Rand fut tellement surpris que son cocon de Vide se volatilisa, le saidin lui échappant. Alors que la pluie s’écrasait sur sa tête et traversait sa veste, il resta ébahi un moment, s’accrochant au pommeau de sa selle pour ne pas vaciller alors qu’il voyait quatre femmes au lieu de deux.
Que savaient-elles, ces deux-là ? Qui leur avait dit qu’il se souciait des femmes ? Combien de gens le savaient ? Et comment se faisait-il que quelqu’un le sache ? Enfin, selon les rumeurs, il avait tué Morgase, Elayne, Colavaere et une centaine d’autres femmes, chacune ayant eu une fin plus atroce que la précédente.
Pour ne pas vomir, il déglutit péniblement.
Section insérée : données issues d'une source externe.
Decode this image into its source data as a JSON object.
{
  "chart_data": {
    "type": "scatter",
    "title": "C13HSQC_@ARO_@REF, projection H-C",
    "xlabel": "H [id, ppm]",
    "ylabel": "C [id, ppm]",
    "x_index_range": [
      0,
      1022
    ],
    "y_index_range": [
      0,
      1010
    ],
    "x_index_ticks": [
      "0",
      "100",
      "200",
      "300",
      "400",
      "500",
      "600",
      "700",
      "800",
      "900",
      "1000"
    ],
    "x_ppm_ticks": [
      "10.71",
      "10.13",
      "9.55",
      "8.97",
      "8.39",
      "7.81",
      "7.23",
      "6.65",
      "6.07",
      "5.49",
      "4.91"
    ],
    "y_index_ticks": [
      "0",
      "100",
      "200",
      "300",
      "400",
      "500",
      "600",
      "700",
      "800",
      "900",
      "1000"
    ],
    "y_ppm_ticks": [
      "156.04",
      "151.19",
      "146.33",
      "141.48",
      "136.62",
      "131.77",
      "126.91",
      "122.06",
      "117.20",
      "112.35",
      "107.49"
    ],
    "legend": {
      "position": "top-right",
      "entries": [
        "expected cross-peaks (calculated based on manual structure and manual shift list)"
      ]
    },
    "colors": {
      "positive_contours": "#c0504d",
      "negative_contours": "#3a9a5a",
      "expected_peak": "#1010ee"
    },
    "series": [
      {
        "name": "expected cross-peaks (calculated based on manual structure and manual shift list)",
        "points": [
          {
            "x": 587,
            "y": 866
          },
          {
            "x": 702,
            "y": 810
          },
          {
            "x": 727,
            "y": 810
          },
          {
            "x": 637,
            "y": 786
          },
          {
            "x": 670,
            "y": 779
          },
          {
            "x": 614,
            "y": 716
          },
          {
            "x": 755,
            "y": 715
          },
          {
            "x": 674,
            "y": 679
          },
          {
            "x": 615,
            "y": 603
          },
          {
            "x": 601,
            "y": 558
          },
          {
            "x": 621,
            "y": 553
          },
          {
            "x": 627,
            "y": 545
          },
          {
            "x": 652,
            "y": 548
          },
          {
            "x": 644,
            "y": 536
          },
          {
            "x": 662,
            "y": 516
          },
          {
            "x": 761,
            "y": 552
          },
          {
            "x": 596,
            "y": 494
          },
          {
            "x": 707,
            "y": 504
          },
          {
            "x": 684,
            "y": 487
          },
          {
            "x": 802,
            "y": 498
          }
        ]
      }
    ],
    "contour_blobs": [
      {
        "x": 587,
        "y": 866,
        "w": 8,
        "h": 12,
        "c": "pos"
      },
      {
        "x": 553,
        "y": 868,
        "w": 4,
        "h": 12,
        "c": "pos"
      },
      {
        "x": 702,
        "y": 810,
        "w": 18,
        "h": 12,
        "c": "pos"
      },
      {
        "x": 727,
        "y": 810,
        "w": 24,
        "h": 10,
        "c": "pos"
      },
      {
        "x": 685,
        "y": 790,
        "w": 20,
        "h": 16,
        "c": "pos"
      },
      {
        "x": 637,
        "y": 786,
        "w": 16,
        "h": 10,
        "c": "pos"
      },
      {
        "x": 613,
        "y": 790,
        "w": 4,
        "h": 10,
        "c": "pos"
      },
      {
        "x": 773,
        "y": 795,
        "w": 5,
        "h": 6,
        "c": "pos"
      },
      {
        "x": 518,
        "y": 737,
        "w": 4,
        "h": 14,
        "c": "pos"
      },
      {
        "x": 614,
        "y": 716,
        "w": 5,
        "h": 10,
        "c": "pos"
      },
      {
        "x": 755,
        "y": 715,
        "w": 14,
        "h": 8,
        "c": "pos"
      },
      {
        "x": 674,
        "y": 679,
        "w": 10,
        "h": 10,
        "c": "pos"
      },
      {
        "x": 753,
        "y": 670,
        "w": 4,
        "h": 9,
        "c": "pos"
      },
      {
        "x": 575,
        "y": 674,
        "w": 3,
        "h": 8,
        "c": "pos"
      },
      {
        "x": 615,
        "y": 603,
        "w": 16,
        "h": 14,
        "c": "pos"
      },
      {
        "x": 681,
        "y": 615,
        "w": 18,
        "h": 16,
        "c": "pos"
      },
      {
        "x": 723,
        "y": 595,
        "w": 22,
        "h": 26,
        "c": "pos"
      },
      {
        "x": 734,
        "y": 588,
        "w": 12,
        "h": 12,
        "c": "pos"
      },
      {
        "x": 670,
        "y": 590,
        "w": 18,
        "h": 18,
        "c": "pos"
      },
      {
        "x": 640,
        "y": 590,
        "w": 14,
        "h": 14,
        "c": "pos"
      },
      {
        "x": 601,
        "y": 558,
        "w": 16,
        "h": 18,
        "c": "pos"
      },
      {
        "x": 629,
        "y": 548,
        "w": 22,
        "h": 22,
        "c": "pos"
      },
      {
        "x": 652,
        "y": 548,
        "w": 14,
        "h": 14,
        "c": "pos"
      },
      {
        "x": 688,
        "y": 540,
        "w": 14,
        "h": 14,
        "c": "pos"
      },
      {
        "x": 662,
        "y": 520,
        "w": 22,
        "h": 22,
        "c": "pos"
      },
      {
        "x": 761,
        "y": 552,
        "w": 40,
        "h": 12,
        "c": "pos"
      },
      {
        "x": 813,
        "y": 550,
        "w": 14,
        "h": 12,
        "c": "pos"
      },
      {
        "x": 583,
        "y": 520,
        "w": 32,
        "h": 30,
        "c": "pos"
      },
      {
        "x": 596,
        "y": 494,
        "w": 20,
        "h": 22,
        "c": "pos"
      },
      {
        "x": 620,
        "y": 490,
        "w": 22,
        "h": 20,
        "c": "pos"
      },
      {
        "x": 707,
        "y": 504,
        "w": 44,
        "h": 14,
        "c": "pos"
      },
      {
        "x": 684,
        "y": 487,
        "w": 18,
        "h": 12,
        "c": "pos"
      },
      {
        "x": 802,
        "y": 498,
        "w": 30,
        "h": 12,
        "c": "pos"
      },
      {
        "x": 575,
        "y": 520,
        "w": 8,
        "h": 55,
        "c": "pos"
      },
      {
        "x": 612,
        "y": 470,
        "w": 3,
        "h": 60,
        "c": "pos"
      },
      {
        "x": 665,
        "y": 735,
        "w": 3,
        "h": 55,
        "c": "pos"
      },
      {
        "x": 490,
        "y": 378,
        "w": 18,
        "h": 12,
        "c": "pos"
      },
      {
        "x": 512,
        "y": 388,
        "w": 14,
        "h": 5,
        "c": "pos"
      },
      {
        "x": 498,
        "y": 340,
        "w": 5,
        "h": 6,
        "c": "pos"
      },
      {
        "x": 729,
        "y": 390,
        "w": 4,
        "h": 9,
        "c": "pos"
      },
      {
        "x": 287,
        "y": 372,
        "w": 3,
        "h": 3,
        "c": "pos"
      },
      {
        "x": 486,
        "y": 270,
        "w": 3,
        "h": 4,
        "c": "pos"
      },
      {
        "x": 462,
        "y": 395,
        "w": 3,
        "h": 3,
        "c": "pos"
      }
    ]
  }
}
Et ça n’était pas entièrement dû au saidin.
Que la Lumière me brûle ! combien d’espions me surveillent ?
Les morts te regardent, souffla Lews Therin. Et ils ne ferment jamais les yeux.
Rand frissonna.
— J’essaie de faire attention aux femmes, oui, dit-il quand il se fut un peu repris.
« Bien plus vite qu’un homme et en ayant besoin de beaucoup moins de raisons… »
— C’est pour ça que je veux vous garder auprès de moi durant les jours à venir. Mais si cette idée vous déplaît tellement, je peux charger un Asha’man de vous conduire à la Tour Noire, où vous serez en parfaite sécurité.
Anaiyella couina et devint blanche comme un linge.
— Merci, mais c’est « non »…, dit Ailil, parfaitement calme. Je crois que je ferais mieux d’aller m’entretenir avec mon Capitaine de la Lance, pour savoir à quoi m’attendre. (Elle fit volter sa monture, mais tourna la tête pour jeter un regard en biais à Rand.) Mon frère Toram est… impétueux, seigneur Dragon. Et même parfois imprudent. Pas moi…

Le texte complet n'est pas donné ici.